Verfassungsrichter verteidigt öffentliche Kreuze

"Ein Kreuz alleine kann nicht indoktrinieren"

Bundesverfassungsrichter Udo di Fabio hat die Präsenz von Kreuzen in Schulen und Gerichtssälen verteidigt. Solange religiöse Zeichen nicht indoktrinierend wirkten, dürfe der Staat sie im öffentlichen Raum zeigen, betonte di Fabio am Montagabend in Köln. Wörtlich sagte er: "Die Bedeutung des Kreuzes muss erklärt werden. Ein Kreuz alleine kann nicht indoktrinieren."
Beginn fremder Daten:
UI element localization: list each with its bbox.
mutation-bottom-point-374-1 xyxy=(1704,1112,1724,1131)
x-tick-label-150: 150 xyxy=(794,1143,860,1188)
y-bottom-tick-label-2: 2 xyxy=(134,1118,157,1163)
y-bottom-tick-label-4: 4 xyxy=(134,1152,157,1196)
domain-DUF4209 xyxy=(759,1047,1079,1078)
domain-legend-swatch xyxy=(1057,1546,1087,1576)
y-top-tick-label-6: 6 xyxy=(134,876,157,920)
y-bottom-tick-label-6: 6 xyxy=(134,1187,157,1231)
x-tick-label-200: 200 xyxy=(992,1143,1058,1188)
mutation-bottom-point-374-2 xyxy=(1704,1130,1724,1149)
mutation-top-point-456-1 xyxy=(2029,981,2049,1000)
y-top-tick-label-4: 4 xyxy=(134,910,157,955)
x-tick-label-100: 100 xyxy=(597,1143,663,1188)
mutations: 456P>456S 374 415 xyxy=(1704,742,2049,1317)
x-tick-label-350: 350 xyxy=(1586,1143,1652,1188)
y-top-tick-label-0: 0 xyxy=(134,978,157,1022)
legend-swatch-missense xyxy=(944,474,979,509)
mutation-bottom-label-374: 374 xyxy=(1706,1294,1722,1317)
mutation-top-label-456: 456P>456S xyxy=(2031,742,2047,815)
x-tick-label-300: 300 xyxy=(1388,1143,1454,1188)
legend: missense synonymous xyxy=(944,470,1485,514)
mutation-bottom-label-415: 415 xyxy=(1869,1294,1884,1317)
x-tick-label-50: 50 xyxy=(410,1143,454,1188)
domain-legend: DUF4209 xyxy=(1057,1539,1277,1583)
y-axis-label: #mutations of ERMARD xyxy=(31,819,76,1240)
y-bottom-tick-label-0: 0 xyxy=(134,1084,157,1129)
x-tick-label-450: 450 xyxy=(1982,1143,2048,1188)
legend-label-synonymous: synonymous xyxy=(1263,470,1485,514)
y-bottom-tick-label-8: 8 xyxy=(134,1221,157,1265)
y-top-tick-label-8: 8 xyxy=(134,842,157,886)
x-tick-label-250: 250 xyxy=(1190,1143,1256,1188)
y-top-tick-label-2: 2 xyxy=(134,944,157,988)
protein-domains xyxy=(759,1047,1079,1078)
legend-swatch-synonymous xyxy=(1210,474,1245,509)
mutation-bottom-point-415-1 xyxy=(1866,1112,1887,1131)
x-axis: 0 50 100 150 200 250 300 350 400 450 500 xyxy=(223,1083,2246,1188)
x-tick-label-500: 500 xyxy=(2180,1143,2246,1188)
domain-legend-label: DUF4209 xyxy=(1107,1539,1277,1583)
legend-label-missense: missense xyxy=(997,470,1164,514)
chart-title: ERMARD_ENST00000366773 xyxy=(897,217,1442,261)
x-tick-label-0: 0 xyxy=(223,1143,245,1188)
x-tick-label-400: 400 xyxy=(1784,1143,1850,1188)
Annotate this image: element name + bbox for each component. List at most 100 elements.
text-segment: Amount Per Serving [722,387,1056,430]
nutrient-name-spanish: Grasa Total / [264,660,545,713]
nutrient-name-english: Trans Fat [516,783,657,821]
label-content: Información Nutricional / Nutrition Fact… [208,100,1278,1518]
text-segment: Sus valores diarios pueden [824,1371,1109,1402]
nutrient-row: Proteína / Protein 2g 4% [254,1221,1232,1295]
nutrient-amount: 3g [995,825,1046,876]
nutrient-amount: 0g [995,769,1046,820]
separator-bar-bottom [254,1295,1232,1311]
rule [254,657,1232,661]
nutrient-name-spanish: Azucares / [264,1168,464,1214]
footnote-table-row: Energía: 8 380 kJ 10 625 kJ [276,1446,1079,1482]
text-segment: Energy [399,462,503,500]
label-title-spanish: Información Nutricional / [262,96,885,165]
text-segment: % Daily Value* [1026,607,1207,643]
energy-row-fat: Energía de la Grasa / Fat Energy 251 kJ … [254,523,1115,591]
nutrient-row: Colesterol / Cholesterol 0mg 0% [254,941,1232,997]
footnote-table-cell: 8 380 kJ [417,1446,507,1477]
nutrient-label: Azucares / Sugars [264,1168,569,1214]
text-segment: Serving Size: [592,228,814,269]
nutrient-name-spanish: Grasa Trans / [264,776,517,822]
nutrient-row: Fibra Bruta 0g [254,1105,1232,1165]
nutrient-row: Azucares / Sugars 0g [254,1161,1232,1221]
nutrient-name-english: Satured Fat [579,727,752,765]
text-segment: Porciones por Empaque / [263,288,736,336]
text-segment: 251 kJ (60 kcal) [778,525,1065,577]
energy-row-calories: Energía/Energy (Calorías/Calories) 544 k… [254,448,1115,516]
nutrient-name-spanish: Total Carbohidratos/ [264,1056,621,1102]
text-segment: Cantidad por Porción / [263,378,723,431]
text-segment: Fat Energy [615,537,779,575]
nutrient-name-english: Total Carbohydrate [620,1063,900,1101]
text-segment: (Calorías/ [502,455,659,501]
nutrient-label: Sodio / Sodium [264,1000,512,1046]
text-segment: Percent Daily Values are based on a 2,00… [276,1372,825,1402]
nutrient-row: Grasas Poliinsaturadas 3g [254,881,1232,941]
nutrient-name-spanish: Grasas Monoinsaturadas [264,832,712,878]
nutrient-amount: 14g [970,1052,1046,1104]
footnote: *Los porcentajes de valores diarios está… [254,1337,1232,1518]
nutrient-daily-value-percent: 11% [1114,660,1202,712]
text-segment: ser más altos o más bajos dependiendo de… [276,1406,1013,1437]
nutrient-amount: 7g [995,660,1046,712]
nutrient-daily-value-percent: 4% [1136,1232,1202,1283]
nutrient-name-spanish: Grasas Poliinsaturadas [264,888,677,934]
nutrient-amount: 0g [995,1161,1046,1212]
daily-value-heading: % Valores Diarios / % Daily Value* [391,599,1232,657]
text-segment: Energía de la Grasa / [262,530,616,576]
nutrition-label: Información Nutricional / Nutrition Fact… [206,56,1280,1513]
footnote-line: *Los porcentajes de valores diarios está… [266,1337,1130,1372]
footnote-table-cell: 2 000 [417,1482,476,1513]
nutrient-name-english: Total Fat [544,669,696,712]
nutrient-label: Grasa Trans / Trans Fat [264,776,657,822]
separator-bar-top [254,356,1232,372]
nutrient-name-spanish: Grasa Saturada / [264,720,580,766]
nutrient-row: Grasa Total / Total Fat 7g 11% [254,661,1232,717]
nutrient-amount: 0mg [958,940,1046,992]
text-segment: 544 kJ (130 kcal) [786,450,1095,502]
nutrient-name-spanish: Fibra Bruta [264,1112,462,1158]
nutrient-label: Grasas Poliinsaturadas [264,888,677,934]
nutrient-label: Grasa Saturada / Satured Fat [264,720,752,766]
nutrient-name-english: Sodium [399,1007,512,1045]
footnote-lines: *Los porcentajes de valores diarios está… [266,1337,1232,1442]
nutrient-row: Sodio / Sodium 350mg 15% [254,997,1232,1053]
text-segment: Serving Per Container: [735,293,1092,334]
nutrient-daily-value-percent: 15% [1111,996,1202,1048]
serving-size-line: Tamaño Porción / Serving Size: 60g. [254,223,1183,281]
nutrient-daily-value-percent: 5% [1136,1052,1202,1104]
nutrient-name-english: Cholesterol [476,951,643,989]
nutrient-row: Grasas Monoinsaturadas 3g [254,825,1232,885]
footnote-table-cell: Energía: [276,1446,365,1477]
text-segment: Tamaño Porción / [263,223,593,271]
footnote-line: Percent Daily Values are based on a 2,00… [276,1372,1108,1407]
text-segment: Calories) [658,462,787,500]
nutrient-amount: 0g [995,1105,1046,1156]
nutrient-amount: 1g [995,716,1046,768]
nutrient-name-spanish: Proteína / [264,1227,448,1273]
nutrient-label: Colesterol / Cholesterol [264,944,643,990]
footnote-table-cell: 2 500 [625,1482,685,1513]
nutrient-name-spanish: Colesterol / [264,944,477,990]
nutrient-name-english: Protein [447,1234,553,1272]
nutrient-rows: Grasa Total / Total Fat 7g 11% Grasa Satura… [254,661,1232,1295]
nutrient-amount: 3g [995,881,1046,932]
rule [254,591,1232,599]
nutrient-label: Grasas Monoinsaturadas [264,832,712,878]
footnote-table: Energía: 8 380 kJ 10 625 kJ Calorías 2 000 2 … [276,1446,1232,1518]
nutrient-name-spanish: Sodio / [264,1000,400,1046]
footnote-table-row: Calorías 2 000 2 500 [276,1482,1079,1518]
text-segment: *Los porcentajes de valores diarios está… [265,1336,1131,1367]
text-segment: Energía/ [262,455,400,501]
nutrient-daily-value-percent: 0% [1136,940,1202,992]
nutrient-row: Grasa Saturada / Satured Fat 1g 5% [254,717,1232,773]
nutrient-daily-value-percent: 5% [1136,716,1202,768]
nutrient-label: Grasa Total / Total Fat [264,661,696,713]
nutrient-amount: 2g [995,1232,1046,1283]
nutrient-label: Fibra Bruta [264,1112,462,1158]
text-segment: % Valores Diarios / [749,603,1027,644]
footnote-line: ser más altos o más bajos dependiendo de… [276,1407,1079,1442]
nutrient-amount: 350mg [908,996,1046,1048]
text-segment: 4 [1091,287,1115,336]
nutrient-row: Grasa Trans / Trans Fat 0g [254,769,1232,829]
Udo di Fabio: Richter am Bundesverfassungsgericht / © Robert Boecker (DR)
Udo di Fabio: Richter am Bundesverfassungsgericht / © Robert Boecker ( DR )

Der Europäische Menschenrechtsgerichtshof habe mit seinem Urteil vom März "eine juristisch gute Linie" für den Umgang mit religiösen Zeichen in der Öffentlichkeit gefunden, so di Fabio. Die Straßburger Richter hatten damals ihr vorinstanzliches Verbot von Kreuzen in Klassenzimmern in Italien aus dem Jahr 2009 zurückgenommen. Di Fabio sagte, mit diesem Urteil sei nun ein Ermessensspielraum im staatlichen Umgang mit religiösen Symbolen vorhanden.



Er kritisierte staatliche Bemühungen, religiöse Symbole aus der Öffentlichkeit zu verbannen. Der Staat als Repräsentant einer pluralistischen Gesellschaft dürfe "keine Kraft sein, die aktiv auf Säkularisierung drängt", so di Fabio. Auch das Verbot religiöser Zeichen sei ein Zeichen. Die Präsenz von Kreuzen lasse sich jedoch mit dem Grundsatz der Neutralität vereinbaren.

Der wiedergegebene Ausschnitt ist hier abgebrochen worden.